Et puis, ce qui reste toujours gênant (et qu’on ne rencontre dans aucun pays comparable), c’est cet absent de toujours : l’étudiant, le principal capital de la recherche. Donc surtout parler du “collectif” mais ne pas parler du sujet qui fâche tant, les allers-retours entre enseignement et recherche, y compris pour les chercheurs…

Ajoutons les délires sur les réseaux sociaux qui charrient leur lot de grandes confusions : on y confond groupes de travail préparatoires et projet de loi, suppression du corps de maîtres de conférences avec CDI de projet ou encore ce dernier avec la ‘tenure track’ etc.

Un deuxième front : les ERC

Si de nombreux chercheurs se signalent par la méconnaissance profonde du système dans lequel ils évoluent et par leur absence de rigueur, le caractère anxiogène des déclarations prônant une loi inégalitaire a ouvert une boite de Pandore. Une fois de plus, le légitime débat risque d’être caricatural.

Mais comme si cela ne suffisait pas, le CNRS en remet une couche et ouvre un autre front à destination de ses partenaires institutionnels, universités et organismes. Le 10 décembre, il annonce porter 20  projets de l’appel Consolidator Grant 2019 de l’ERC “devant l’Inserm (7), le CEA (3), Sorbonne Université (2), Inria (2), et l’Université Grenoble-Alpes (2)”. Réplique sèche de Sorbonne Université qui le lendemain annonce héberger “le tiers des 43 récipiendaires français de l’appel Consolidator Grant 2019 de l’ERC”.

Alors que le MESRI avait mis du temps pour imposer pour les signatures scientifiques la “préférence universitaire”, le CNRS (bien seul au sein des organismes…) montre ses muscles pour bien faire comprendre qu’il n’abandonne pas la partie en revendiquant la 3ème place européenne et la 1ère française pour les ERC.

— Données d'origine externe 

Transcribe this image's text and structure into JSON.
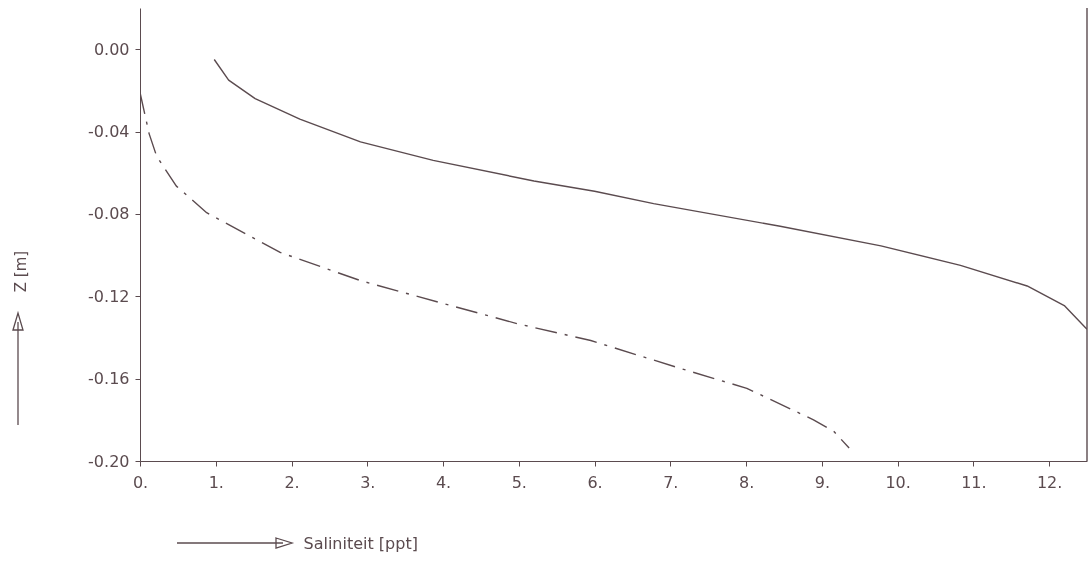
{
  "chart_data": {
    "type": "line",
    "xlabel": "Saliniteit [ppt]",
    "ylabel": "Z [m]",
    "xlim": [
      0,
      12.5
    ],
    "ylim": [
      -0.2,
      0.02
    ],
    "xticks": [
      {
        "value": 0,
        "label": "0."
      },
      {
        "value": 1,
        "label": "1."
      },
      {
        "value": 2,
        "label": "2."
      },
      {
        "value": 3,
        "label": "3."
      },
      {
        "value": 4,
        "label": "4."
      },
      {
        "value": 5,
        "label": "5."
      },
      {
        "value": 6,
        "label": "6."
      },
      {
        "value": 7,
        "label": "7."
      },
      {
        "value": 8,
        "label": "8."
      },
      {
        "value": 9,
        "label": "9."
      },
      {
        "value": 10,
        "label": "10."
      },
      {
        "value": 11,
        "label": "11."
      },
      {
        "value": 12,
        "label": "12."
      }
    ],
    "yticks": [
      {
        "value": 0,
        "label": "0.00"
      },
      -0.04,
      -0.08,
      -0.12,
      -0.16,
      {
        "value": -0.2,
        "label": "-0.20"
      }
    ],
    "series": [
      {
        "color": "#5b4b4f",
        "line_style": "solid",
        "x": [
          0.98,
          1.17,
          1.52,
          2.11,
          2.91,
          3.87,
          5.2,
          6.0,
          6.78,
          8.45,
          9.78,
          10.83,
          11.71,
          12.2,
          12.5
        ],
        "values": [
          -0.005,
          -0.015,
          -0.024,
          -0.034,
          -0.045,
          -0.054,
          -0.064,
          -0.069,
          -0.075,
          -0.086,
          -0.0955,
          -0.105,
          -0.115,
          -0.1245,
          -0.136
        ]
      },
      {
        "color": "#5b4b4f",
        "line_style": "dashed",
        "x": [
          0,
          0.12,
          0.22,
          0.48,
          0.88,
          1.85,
          2.91,
          4.1,
          4.98,
          5.95,
          7.13,
          8.01,
          8.89,
          9.16,
          9.36
        ],
        "values": [
          -0.021,
          -0.041,
          -0.052,
          -0.0665,
          -0.0794,
          -0.0987,
          -0.1124,
          -0.1245,
          -0.1333,
          -0.1415,
          -0.155,
          -0.1647,
          -0.18,
          -0.1857,
          -0.1937
        ]
      }
    ],
    "ref_lines": [
      {
        "axis": "x",
        "value": 12.5,
        "color": "#5b4b4f"
      }
    ]
  }
}
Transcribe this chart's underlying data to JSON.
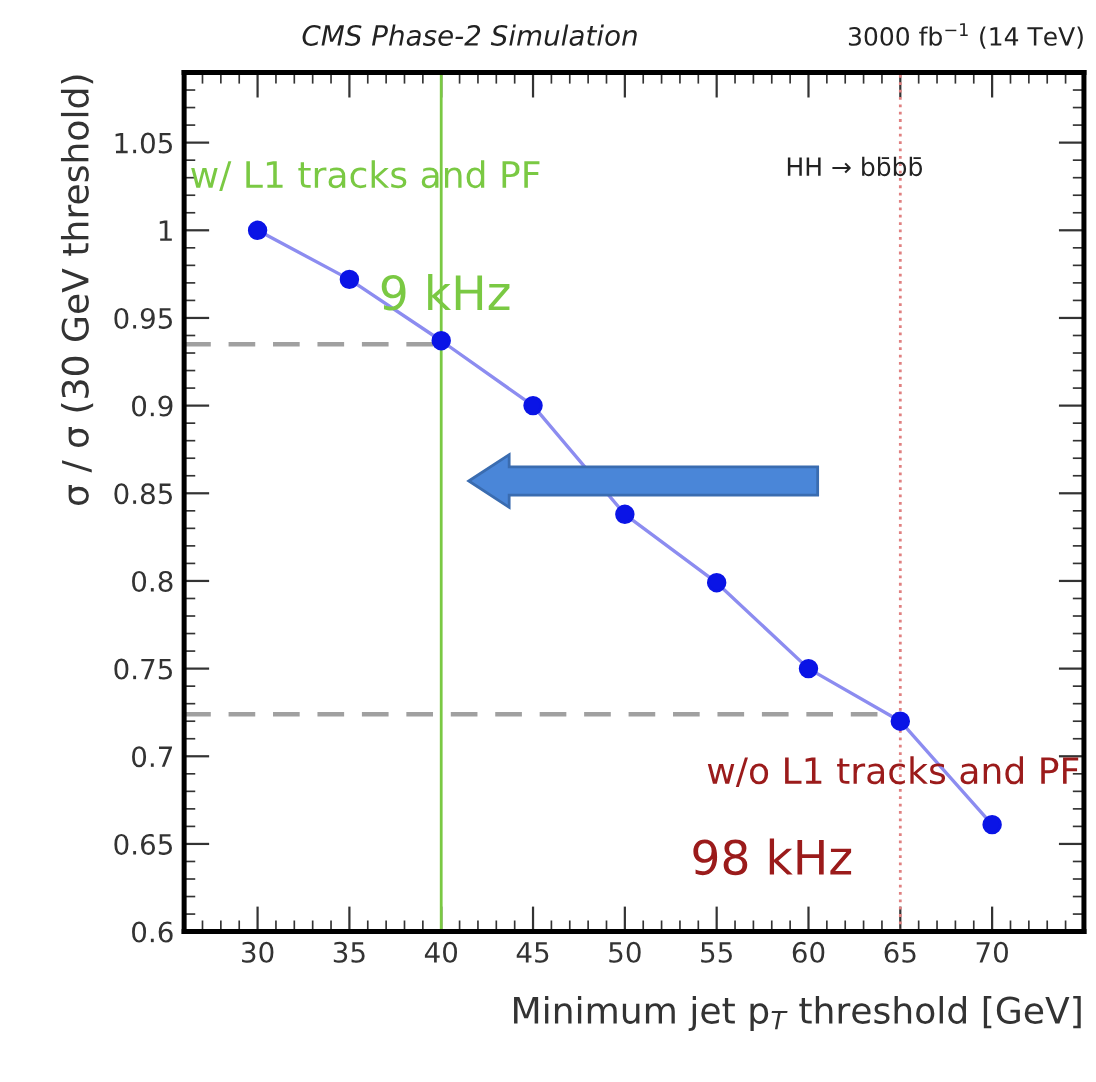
{
  "chart_data": {
    "type": "line",
    "title": "CMS Phase-2 Simulation",
    "subtitle": "3000 fb$^{−1}$ (14 TeV)",
    "xlabel": "Minimum jet p$_{T}$ threshold [GeV]",
    "ylabel": "σ / σ (30 GeV threshold)",
    "x": [
      30,
      35,
      40,
      45,
      50,
      55,
      60,
      65,
      70
    ],
    "series": [
      {
        "color": "#8c8cf0",
        "values": [
          1.0,
          0.972,
          0.937,
          0.9,
          0.838,
          0.799,
          0.75,
          0.72,
          0.661
        ]
      }
    ],
    "marker": "circle",
    "line_style": "solid",
    "xlim": [
      26,
      75
    ],
    "ylim": [
      0.6,
      1.09
    ],
    "xticks": [
      30,
      35,
      40,
      45,
      50,
      55,
      60,
      65,
      70
    ],
    "yticks": [
      0.6,
      0.65,
      0.7,
      0.75,
      0.8,
      0.85,
      0.9,
      0.95,
      1,
      1.05
    ],
    "ref_lines": [
      {
        "axis": "x",
        "value": 40,
        "color": "#7ac943",
        "line_style": "solid"
      },
      {
        "axis": "x",
        "value": 65,
        "color": "#e08080",
        "line_style": "dotted"
      },
      {
        "axis": "y",
        "value": 0.935,
        "color": "#a0a0a0",
        "line_style": "dashed"
      },
      {
        "axis": "y",
        "value": 0.724,
        "color": "#a0a0a0",
        "line_style": "dashed"
      }
    ],
    "annotations": [
      "w/ L1 tracks and PF",
      "9 kHz",
      "w/o L1 tracks and PF",
      "98 kHz",
      "HH → bb̄bb̄"
    ],
    "grid": false
  }
}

On notera que le CNRS prend surtout soin de montrer qu’il est plus fort que les autres organismes de recherche et les universités de notre pays… C’est d’ailleurs cohérent avec sa stratégie d’affirmation que résume son site web : “Le CNRS aux premiers rangs des classements internationaux” car il est, je cite,

  • 4e au classement Nature Index
  • 2e au classement Scimago Institutions Rankings
  • 2e institution de recherche la plus visible sur le Web
  • 6e déposant de brevets en France
  • 8e organisme public de recherche le plus innovant

Et le MESRI dans tout ça ?

A l’image du “trouble” de la ministre sur France Culture face à la stratégie du CNRS, le MESRI apparaît tétanisé dans la cour de récréation actuelle, tant il est incapable de produire une vision de l’avenir des organismes de recherche. La Curif qui pense (pensait ?) bénéficier d’un contexte spécifique et favorable dans ses relations avec le CNRS, découvre chaque jour que la réalité des rapports de force demeure.

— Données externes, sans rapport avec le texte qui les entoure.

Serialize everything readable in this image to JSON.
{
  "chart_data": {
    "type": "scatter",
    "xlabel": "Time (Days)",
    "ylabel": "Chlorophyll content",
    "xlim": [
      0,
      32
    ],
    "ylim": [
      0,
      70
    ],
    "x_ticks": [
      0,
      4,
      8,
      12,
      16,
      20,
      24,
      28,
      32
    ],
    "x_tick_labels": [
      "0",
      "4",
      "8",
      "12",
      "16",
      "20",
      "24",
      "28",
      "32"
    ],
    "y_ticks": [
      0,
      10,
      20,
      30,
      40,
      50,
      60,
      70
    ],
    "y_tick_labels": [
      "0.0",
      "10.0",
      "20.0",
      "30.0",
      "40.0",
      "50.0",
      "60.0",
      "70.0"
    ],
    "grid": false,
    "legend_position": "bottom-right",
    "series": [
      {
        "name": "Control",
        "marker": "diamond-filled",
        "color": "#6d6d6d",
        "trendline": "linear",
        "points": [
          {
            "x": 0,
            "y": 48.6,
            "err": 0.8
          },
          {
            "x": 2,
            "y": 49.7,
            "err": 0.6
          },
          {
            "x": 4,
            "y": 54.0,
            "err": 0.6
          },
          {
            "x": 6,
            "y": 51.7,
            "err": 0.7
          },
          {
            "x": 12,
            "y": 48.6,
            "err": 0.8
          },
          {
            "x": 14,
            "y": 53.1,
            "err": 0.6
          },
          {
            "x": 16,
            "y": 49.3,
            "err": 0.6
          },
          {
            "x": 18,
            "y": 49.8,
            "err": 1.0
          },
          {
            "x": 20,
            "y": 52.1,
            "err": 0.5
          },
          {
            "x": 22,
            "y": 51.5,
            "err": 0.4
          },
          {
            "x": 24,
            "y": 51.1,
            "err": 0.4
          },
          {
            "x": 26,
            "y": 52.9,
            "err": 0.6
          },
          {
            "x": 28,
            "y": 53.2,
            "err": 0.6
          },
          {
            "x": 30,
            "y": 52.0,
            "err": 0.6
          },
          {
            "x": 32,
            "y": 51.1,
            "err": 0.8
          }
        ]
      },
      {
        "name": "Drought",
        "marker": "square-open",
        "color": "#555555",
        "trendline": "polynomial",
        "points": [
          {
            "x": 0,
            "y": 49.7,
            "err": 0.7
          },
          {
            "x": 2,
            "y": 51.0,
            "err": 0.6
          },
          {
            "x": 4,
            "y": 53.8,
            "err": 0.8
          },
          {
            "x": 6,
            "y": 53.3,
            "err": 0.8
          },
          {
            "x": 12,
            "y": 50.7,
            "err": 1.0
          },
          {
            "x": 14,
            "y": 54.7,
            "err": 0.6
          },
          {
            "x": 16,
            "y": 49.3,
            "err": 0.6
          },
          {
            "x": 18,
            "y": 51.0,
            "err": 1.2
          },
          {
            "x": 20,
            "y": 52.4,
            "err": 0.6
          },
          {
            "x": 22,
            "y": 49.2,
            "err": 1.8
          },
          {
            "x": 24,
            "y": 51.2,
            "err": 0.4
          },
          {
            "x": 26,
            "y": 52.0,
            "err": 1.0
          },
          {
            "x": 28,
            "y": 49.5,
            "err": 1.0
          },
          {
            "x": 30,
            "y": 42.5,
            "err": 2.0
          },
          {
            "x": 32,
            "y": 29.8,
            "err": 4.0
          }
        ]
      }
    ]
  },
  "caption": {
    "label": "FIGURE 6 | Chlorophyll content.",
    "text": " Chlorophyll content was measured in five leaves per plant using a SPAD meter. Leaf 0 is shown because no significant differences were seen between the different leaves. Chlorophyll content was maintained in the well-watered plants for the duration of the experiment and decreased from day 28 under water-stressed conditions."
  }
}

Polémiques de dirigeants ? Non car le quotidien des labos et de la mixité entre universités et organismes, c’est non seulement des financements à la hauteur mais accompagnés d’une politique supposée coordonnée de gestion des enseignants-chercheurs/chercheurs, ITA/ITRF.

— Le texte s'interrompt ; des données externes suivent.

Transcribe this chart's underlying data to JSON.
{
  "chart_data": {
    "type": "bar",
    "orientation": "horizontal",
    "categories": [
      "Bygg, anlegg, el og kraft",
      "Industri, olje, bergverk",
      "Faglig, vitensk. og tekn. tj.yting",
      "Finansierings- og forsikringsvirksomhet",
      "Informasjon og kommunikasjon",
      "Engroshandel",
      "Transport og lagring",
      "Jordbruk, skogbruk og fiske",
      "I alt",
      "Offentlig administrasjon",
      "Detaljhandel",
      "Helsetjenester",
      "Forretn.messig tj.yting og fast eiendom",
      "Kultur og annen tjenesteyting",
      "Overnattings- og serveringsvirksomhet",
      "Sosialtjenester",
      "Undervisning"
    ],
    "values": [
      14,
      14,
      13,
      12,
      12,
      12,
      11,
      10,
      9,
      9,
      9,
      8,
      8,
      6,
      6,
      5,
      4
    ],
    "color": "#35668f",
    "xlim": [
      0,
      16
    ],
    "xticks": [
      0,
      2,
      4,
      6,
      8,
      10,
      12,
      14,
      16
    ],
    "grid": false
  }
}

Bref, tout le monde est en roue libre … à quelques mois de la LPPR. Cela confirme d’ailleurs, les langues se déliant progressivement, l’impréparation du pilotage des groupes de travail et les tirs de barrage pour ne pas toucher réellement au système 🤔. Et la vacance du poste de président du HCERES ajoute au trouble…

Clin d’œil de l’histoire, l’UPEM, l’université du président de la CPU, Gilles Roussel, rejoint par décret du 13 décembre un nouvel établissement, l’université Gustave Eiffel. Particularité ? Elle intègre … un organisme de recherche, l’IFSTTAR, une grande première 😉.

Le risque pour le système français, c’est de s’enfoncer dans des luttes de territoire et de défense des structures bien loin de l’intérêt général. Souvenons-nous de Picrochole face à Grandgousier : les raisons futiles d’un conflit peuvent se conclure par une déroute totale. Où est l’intérêt de la science française ? C’est la seule question qui vaille dans cette bataille de communication permanente sur “qui est le meilleur”.

Références   [ + ]

1. Voir les déclarations du CS du CNRS et le succès de la pétition en ligne “Non à une loi inégalitaire”.